Una vez al año efectúo una limpieza total y absoluta en mi casa. Solo que el año pasado no la hice y el año antepasado tampoco. A decir verdad, puede ser que me la haya saltado una que otra vez más, pero por lo demás TODOS los años la hago.

Es increíble la cantidad y calidad de chécheres que vamos acumulando con el tiempo. Por ejemplo, se te rompe un teclado y compras uno nuevo. Pero no botas el viejo, porque qué tal si llegases a necesitar una letra de repuesto, la B o la Z, por ejemplo. O el collar de plumas que te llevaste de la hora loca de una boda. Puede ser que algún día te inviten a una fiesta de disfraces y quieras vestirte de… la verdad no tengo idea de qué, pero la lógica es la misma, y no te deshaces de las cosas en el momento oportuno “por si acaso” algún día te sirve “algo”.

Y cuando te das cuenta, estás como yo: con los libreros que se están desbordando, en tus gavetas aparecen garantías de artefactos que ya no existen, y en el clóset de tus hijos aún encuentras implementos de bebé como colchas para la cuna y esterilizadores (mi bebé va a cumplir ocho años). Así que este año me dispuse a hacer la limpieza con un espíritu temerario y sangre en los ojos. Iba a sacar los artículos que no necesitaba sin misericordia.

Eso requirió temple, porque empiezan a aparecer cosas que para qué les cuento. Como cintas VHS. Ayyy, no puede ser, ahí está El rey león, mi película animada favorita. No lo quieres ni botar ni regalar ni donar. No importa que YA NO TIENES un reproductor de VHS en el cual pudieras ver una película en tiempos de Netflix.

A pesar de situaciones similares, perseveré y terminé de hacer policía tras una semana de estar en eso. Pero entonces surge la segunda barrera. El día que venían los señores de Teen Challenge a recoger las cosas que iba a donar, me llama uno de mis hijos. “Mami, ¿no tienes un iPhone 4?”. Mmm, no, le respondo. ¿Por qué? “Es que sacaste unas bocinas que todavía están buenas, pero son muy viejas y solo sirven para conectarle música desde un iPhone 4”. Como ven, no tengo un iPhone 4, y si tuviera un iPhone 4, ya estuviera en Encuentra 24 buscando quién quisiera comprarlo en tiempos de iPhone 8 para arriba.

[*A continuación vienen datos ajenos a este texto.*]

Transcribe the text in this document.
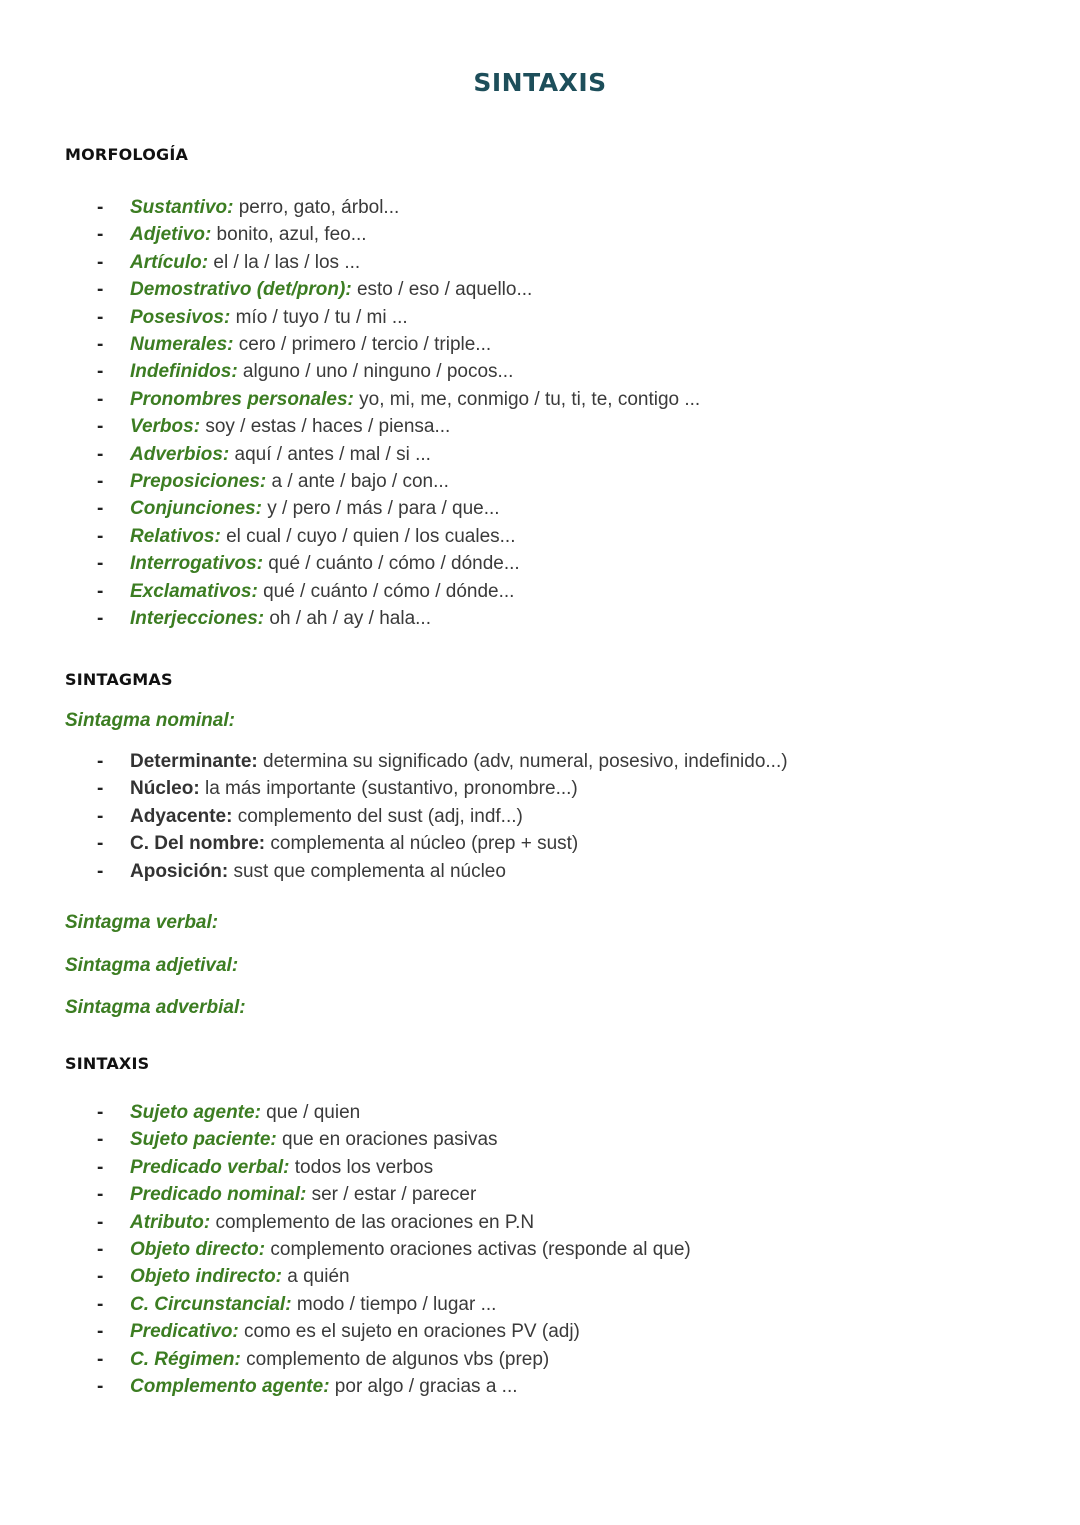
SINTAXIS
MORFOLOGÍA
- Sustantivo: perro, gato, árbol...
- Adjetivo: bonito, azul, feo...
- Artículo: el / la / las / los ...
- Demostrativo (det/pron): esto / eso / aquello...
- Posesivos: mío / tuyo / tu / mi ...
- Numerales: cero / primero / tercio / triple...
- Indefinidos: alguno / uno / ninguno / pocos...
- Pronombres personales: yo, mi, me, conmigo / tu, ti, te, contigo ...
- Verbos: soy / estas / haces / piensa...
- Adverbios: aquí / antes / mal / si ...
- Preposiciones: a / ante / bajo / con...
- Conjunciones: y / pero / más / para / que...
- Relativos: el cual / cuyo / quien / los cuales...
- Interrogativos: qué / cuánto / cómo / dónde...
- Exclamativos: qué / cuánto / cómo / dónde...
- Interjecciones: oh / ah / ay / hala...
SINTAGMAS
Sintagma nominal:
- Determinante: determina su significado (adv, numeral, posesivo, indefinido...)
- Núcleo: la más importante (sustantivo, pronombre...)
- Adyacente: complemento del sust (adj, indf...)
- C. Del nombre: complementa al núcleo (prep + sust)
- Aposición: sust que complementa al núcleo
Sintagma verbal:
Sintagma adjetival:
Sintagma adverbial:
SINTAXIS
- Sujeto agente: que / quien
- Sujeto paciente: que en oraciones pasivas
- Predicado verbal: todos los verbos
- Predicado nominal: ser / estar / parecer
- Atributo: complemento de las oraciones en P.N
- Objeto directo: complemento oraciones activas (responde al que)
- Objeto indirecto: a quién
- C. Circunstancial: modo / tiempo / lugar ...
- Predicativo: como es el sujeto en oraciones PV (adj)
- C. Régimen: complemento de algunos vbs (prep)
- Complemento agente: por algo / gracias a ...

Pero la mejor (peor) parte de este proceso catártico para mi casa fue cuando llegué a la cocina. Encontré un rostizador de pollo. ¿Cuándo en LA VIDA he rostizado yo un pollo? En una de las tablillas más altas del clóset de la cocina, esa que solo alcanzas trepada en la silla o en una escalera, hallé un tupper con las servilletas temáticas que me fueron sobrando de cada uno de los cumpleaños de mis hijos, desde que el mayor cumplió un año (ya tiene 18). De bombero, el de piratas, el de la granja, el de los peces… ¿Quién guarda eso? ¡Fuera! Encontré un aparato para afilar cuchillos (¿?), un asador de salchichas (¿¿??), un artefacto para pelar papas (¡!) y los 21 vasos térmicos y tazas de café que he ido acumulando en los años, fina cortesía de las personas que con mucho cariño me los han ido regalando.

Déjenme hablarles del pelador de papas. Es un aparato que requiere apoyar la papa en una base y atornillarle algo que la fije arriba, y después darle vueltas a una mancuerna para que gire la papa y se vaya pelando. Por lo más sagrado que no tengo idea cómo ni cuándo llegó eso a mi casa, ¡pero les aseguro que nada es mejor que un cuchillo para pelar una papa!

Al final lo logré. Boté lo que no servía, regalé lo que no quería y reciclé lo que se podía. Y les digo que me sentí de maravillas.

(Eso hasta que fui a un comercio de la localidad a comprar un escurridor y un basurero nuevo para la cocina, y vi que vendían unos moldes para hacer paletas de colores. Eso es un cuento para otro día).